5. Meshroom (AliceVision)

An open-source photogrammetry software is popular in academic and hobbyist circles.

  • Pros:
    • Open-source and free-to-use
    • Highly customizable
    • Active community support
  • Cons:
    • Can be less user-friendly
    • Requires more technical knowledge
  • Best for: Academic use, users with programming experience, those on a tight budget
  • Pricing: Free and open-source

D. Complementary Software

In addition to core photogrammetry software, several other types of software are often used in the photogrammetry workflow.

1. Image Editing Software

Used for pre-processing images, adjusting exposure, and color correction .

  • Examples:
    • Adobe Lightroom: Comprehensive tool for managing and editing large numbers of photos.
    • Capture One: Known for its superior color editing capabilities.
    • DxO PhotoLab: Excellent for noise reduction and lens correction.

2. 3D Modeling Software

Used for post-processing 3D models, adding detail, or preparing for 3D printing.

  • Examples:
    • Blender: Free and open-source 3D creation suite.
    • Autodesk Maya: Industry-standard 3D animation, modeling, and rendering software.
    • ZBrush: Specialized digital sculpting tool.

3. GIS Software

For geo-referencing and integrating photogrammetry data with other spatial data.

  • Examples:
    • ArcGIS: Comprehensive GIS software suite.
    • QGIS: Free and open-source GIS software.
    • Global Mapper: Affordable GIS software with a focus on terrain analysis.

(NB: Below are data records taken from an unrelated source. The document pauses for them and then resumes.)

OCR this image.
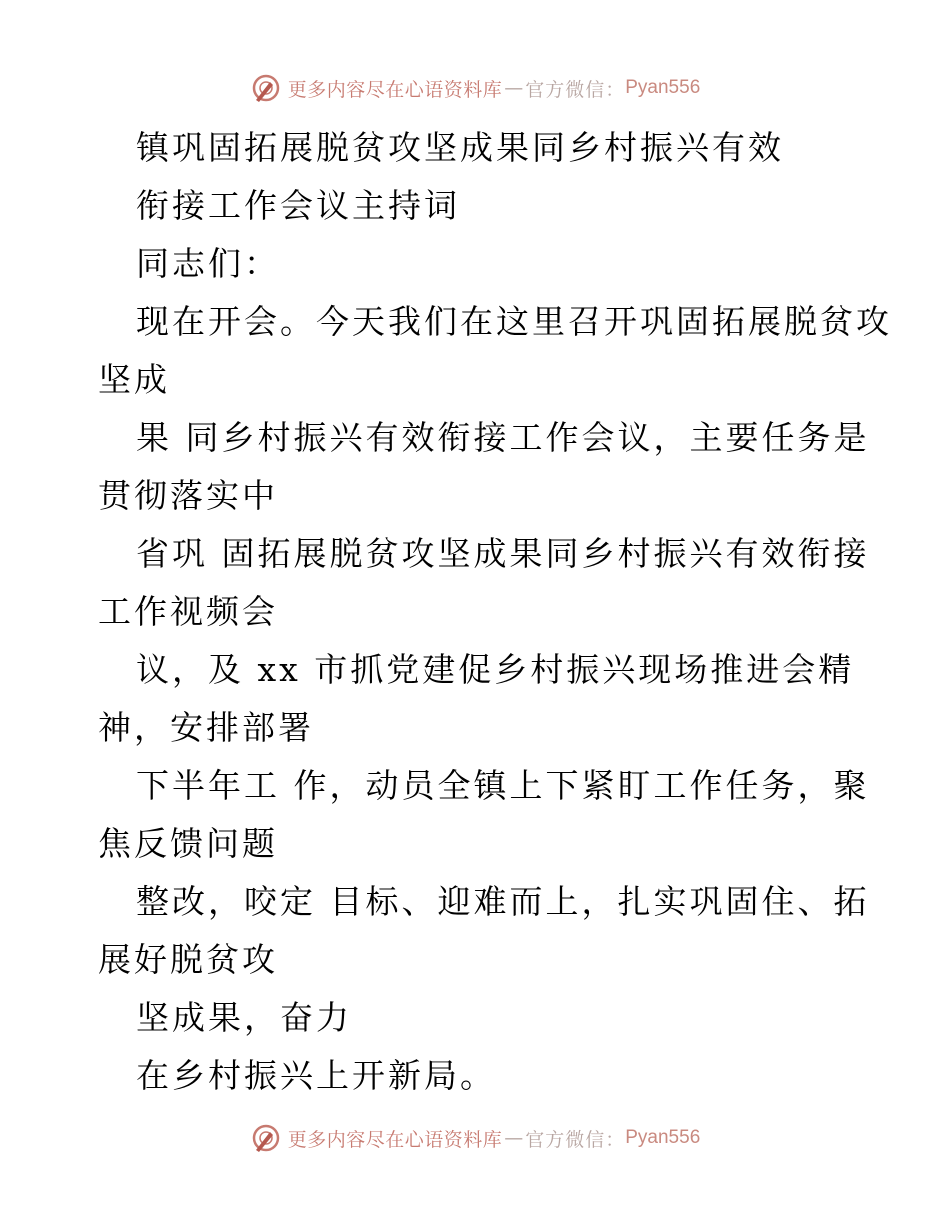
更多内容尽在心语资料库 — 官方微信： Pyan556
镇巩固拓展脱贫攻坚成果同乡村振兴有效
衔接工作会议主持词
同志们：
现在开会。今天我们在这里召开巩固拓展脱贫攻
坚成
果 同乡村振兴有效衔接工作会议，主要任务是
贯彻落实中
省巩 固拓展脱贫攻坚成果同乡村振兴有效衔接
工作视频会
议，及 xx 市抓党建促乡村振兴现场推进会精
神，安排部署
下半年工 作，动员全镇上下紧盯工作任务，聚
焦反馈问题
整改，咬定 目标、迎难而上，扎实巩固住、拓
展好脱贫攻
坚成果，奋力
在乡村振兴上开新局。
更多内容尽在心语资料库 — 官方微信： Pyan556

4. Point Cloud Processing Software

Specialized software for working with large point cloud datasets.

  • Examples:
    • CloudCompare: Free and open-source software for 3D point cloud processing.
    • Leica Cyclone: Professional-grade point cloud processing software.

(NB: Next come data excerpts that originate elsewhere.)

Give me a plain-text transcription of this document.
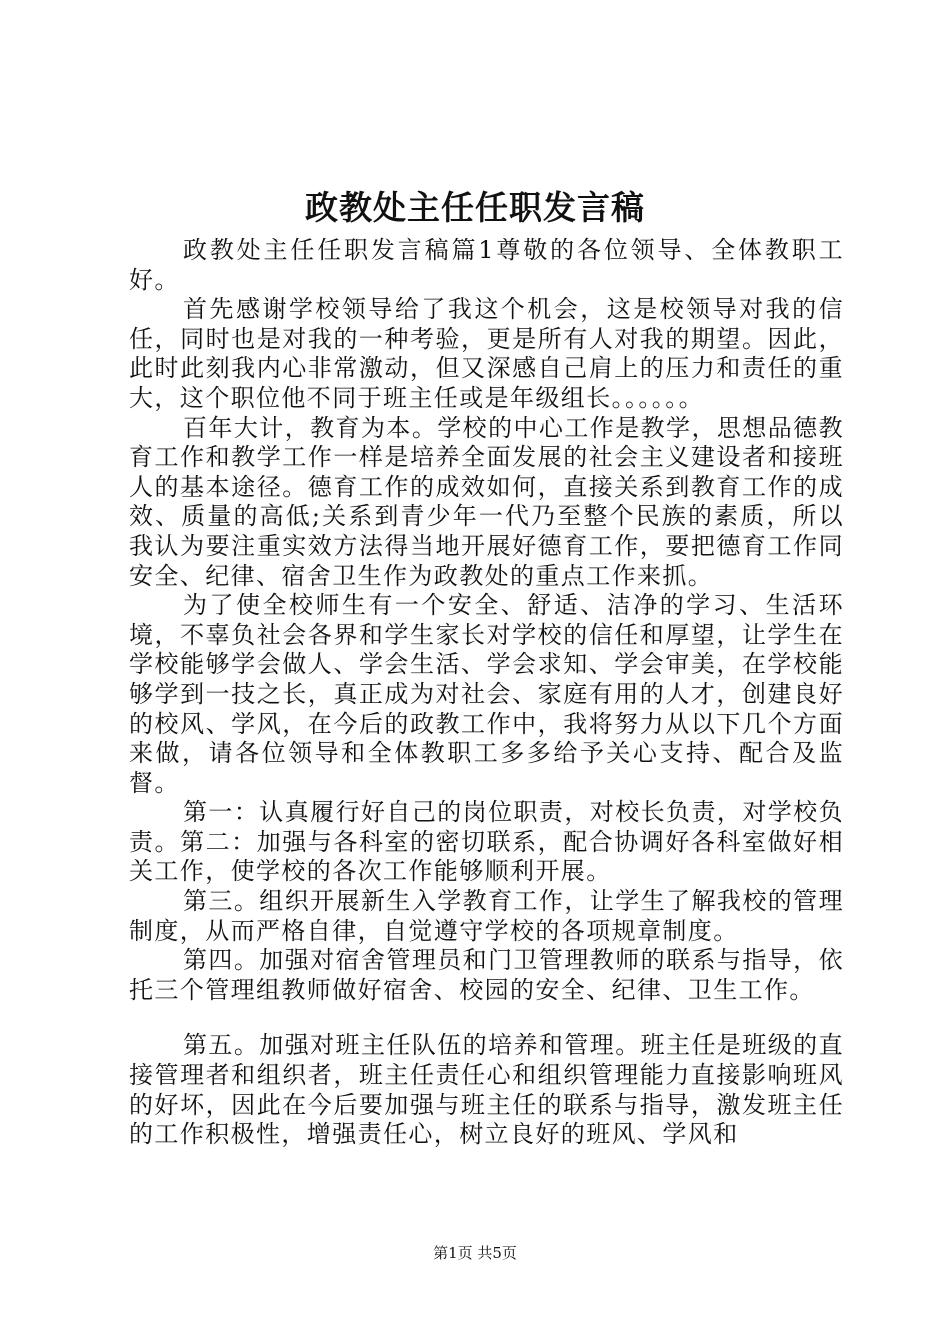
政教处主任任职发言稿

政教处主任任职发言稿篇1尊敬的各位领导、全体教职工好。

首先感谢学校领导给了我这个机会，这是校领导对我的信任，同时也是对我的一种考验，更是所有人对我的期望。因此，此时此刻我内心非常激动，但又深感自己肩上的压力和责任的重大，这个职位他不同于班主任或是年级组长。。。。。。

百年大计，教育为本。学校的中心工作是教学，思想品德教育工作和教学工作一样是培养全面发展的社会主义建设者和接班人的基本途径。德育工作的成效如何，直接关系到教育工作的成效、质量的高低;关系到青少年一代乃至整个民族的素质，所以我认为要注重实效方法得当地开展好德育工作，要把德育工作同安全、纪律、宿舍卫生作为政教处的重点工作来抓。

为了使全校师生有一个安全、舒适、洁净的学习、生活环境，不辜负社会各界和学生家长对学校的信任和厚望，让学生在学校能够学会做人、学会生活、学会求知、学会审美，在学校能够学到一技之长，真正成为对社会、家庭有用的人才，创建良好的校风、学风，在今后的政教工作中，我将努力从以下几个方面来做，请各位领导和全体教职工多多给予关心支持、配合及监督。

第一：认真履行好自己的岗位职责，对校长负责，对学校负责。第二：加强与各科室的密切联系，配合协调好各科室做好相关工作，使学校的各次工作能够顺利开展。

第三。组织开展新生入学教育工作，让学生了解我校的管理制度，从而严格自律，自觉遵守学校的各项规章制度。

第四。加强对宿舍管理员和门卫管理教师的联系与指导，依托三个管理组教师做好宿舍、校园的安全、纪律、卫生工作。

第五。加强对班主任队伍的培养和管理。班主任是班级的直接管理者和组织者，班主任责任心和组织管理能力直接影响班风的好坏，因此在今后要加强与班主任的联系与指导，激发班主任的工作积极性，增强责任心，树立良好的班风、学风和

第1页 共5页
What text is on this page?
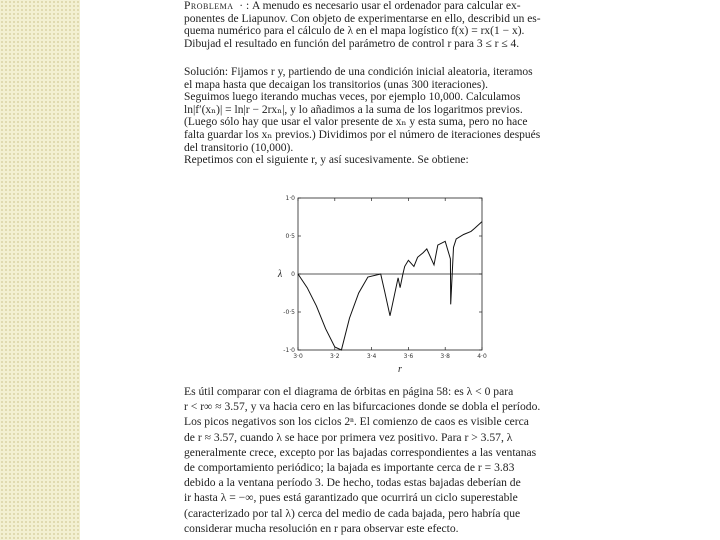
Problema · : A menudo es necesario usar el ordenador para calcular ex-
ponentes de Liapunov. Con objeto de experimentarse en ello, describid un es-
quema numérico para el cálculo de λ en el mapa logístico f(x) = rx(1 − x).
Dibujad el resultado en función del parámetro de control r para 3 ≤ r ≤ 4.

Solución: Fijamos r y, partiendo de una condición inicial aleatoria, iteramos
el mapa hasta que decaigan los transitorios (unas 300 iteraciones).
Seguimos luego iterando muchas veces, por ejemplo 10,000. Calculamos
ln|f′(xₙ)| = ln|r − 2rxₙ|, y lo añadimos a la suma de los logaritmos previos.
(Luego sólo hay que usar el valor presente de xₙ y esta suma, pero no hace
falta guardar los xₙ previos.) Dividimos por el número de iteraciones después
del transitorio (10,000).
Repetimos con el siguiente r, y así sucesivamente. Se obtiene:

1·0
0·5
0
-0·5
-1·0
3·0	3·2	3·4	3·6	3·8	4·0
λ
r

Es útil comparar con el diagrama de órbitas en página 58: es λ < 0 para
r < r∞ ≈ 3.57, y va hacia cero en las bifurcaciones donde se dobla el período.
Los picos negativos son los ciclos 2ⁿ. El comienzo de caos es visible cerca
de r ≈ 3.57, cuando λ se hace por primera vez positivo. Para r > 3.57, λ
generalmente crece, excepto por las bajadas correspondientes a las ventanas
de comportamiento periódico; la bajada es importante cerca de r = 3.83
debido a la ventana período 3. De hecho, todas estas bajadas deberían de
ir hasta λ = −∞, pues está garantizado que ocurrirá un ciclo superestable
(caracterizado por tal λ) cerca del medio de cada bajada, pero habría que
considerar mucha resolución en r para observar este efecto.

The choice of equipment and software in photogrammetry can significantly impact the quality of results and the efficiency of the workflow. While high-end equipment and software can produce excellent results, it's important to remember that skill and technique play a crucial role in 3D Photogrammetry. Even with modest equipment, a skilled practitioner can achieve impressive results by understanding the principles of photogrammetry and applying them effectively.

As technology advances, we're seeing exciting developments in both hardware and software for photogrammetry. Artificial intelligence and machine learning are being integrated into photogrammetry software, improving automation and accuracy. Meanwhile, advancements in camera technology, particularly in smartphone cameras, are making high-quality photogrammetry more accessible than ever.

The field of photogrammetry is dynamic and ever-evolving, with new tools and techniques emerging regularly. Staying informed about these developments and continually refining your skills will help you make the most of this powerful technology, whether you're using it for professional applications or as an engaging hobby.

Step-by-Step Tutorial for Photogrammetry

Now that we've covered the software basics let's roll up our sleeves and get into the nitty-gritty of actually doing photogrammetry. I'll walk you through each step, and I promise it'll be more accessible than assembling IKEA furniture (and way more fun).

Step 1: Project Planning

First things first – planning is key. Trust me, I've learned this the hard way. Before you even pick up your camera, take a moment to consider:

  • What's your subject? Is it a small object, a building, or a whole landscape?
  • What's your end goal? Are you creating a 3D model for VFX, preservation, or 3D printing?
  • What resources do you have? Think about your camera, lighting equipment, and software.

Pro tip: Sketch out your shooting plan. It might seem old school, but having a visual guide can save you tons of time and frustration later.

Step 2: Subject Preparation

Now, let's get your subject ready for its close-up. If you're shooting a small object, make sure it's clean and free from any reflective or transparent surfaces (these can be a real headache in photogrammetry).

For larger subjects like buildings or landscapes, try to choose a time when the lighting is consistent and there aren't too many moving objects (like people or vehicles) in the scene.

Here's a trick I love: If you're shooting a smaller object, place some coded targets around it. These are special markers that help the software align your images more accurately. You can even print these out yourself – how cool is that?

Step 3: Camera Setup

Alright, camera time! Here's what you need to keep in mind:

  • Use a camera with manual settings. This allows you to keep your exposure consistent across all your shots.
  • Set your aperture to a higher f-stop (like f/8 or f/11) to ensure a good depth of field.
  • Keep your ISO as low as possible to reduce noise.
  • Use a fixed focal length lens if you can. Zoom lenses can introduce inconsistencies.

And here's a golden rule: always shoot in RAW format. It gives you so much more flexibility in post-processing.

Step 4: Photo Capture

This is where the magic happens! The key is to capture your subject from every possible angle, with plenty of overlap between shots. Aim for at least 60-80% overlap – trust me, more is better in this case.

If you're shooting a small object, try placing it on a turntable and taking photos as you rotate it. For larger subjects, move around the object, taking photos at regular intervals.

Remember: consistency is key. Try to maintain the same distance from your subject for all shots, and avoid changing your camera settings mid-shoot.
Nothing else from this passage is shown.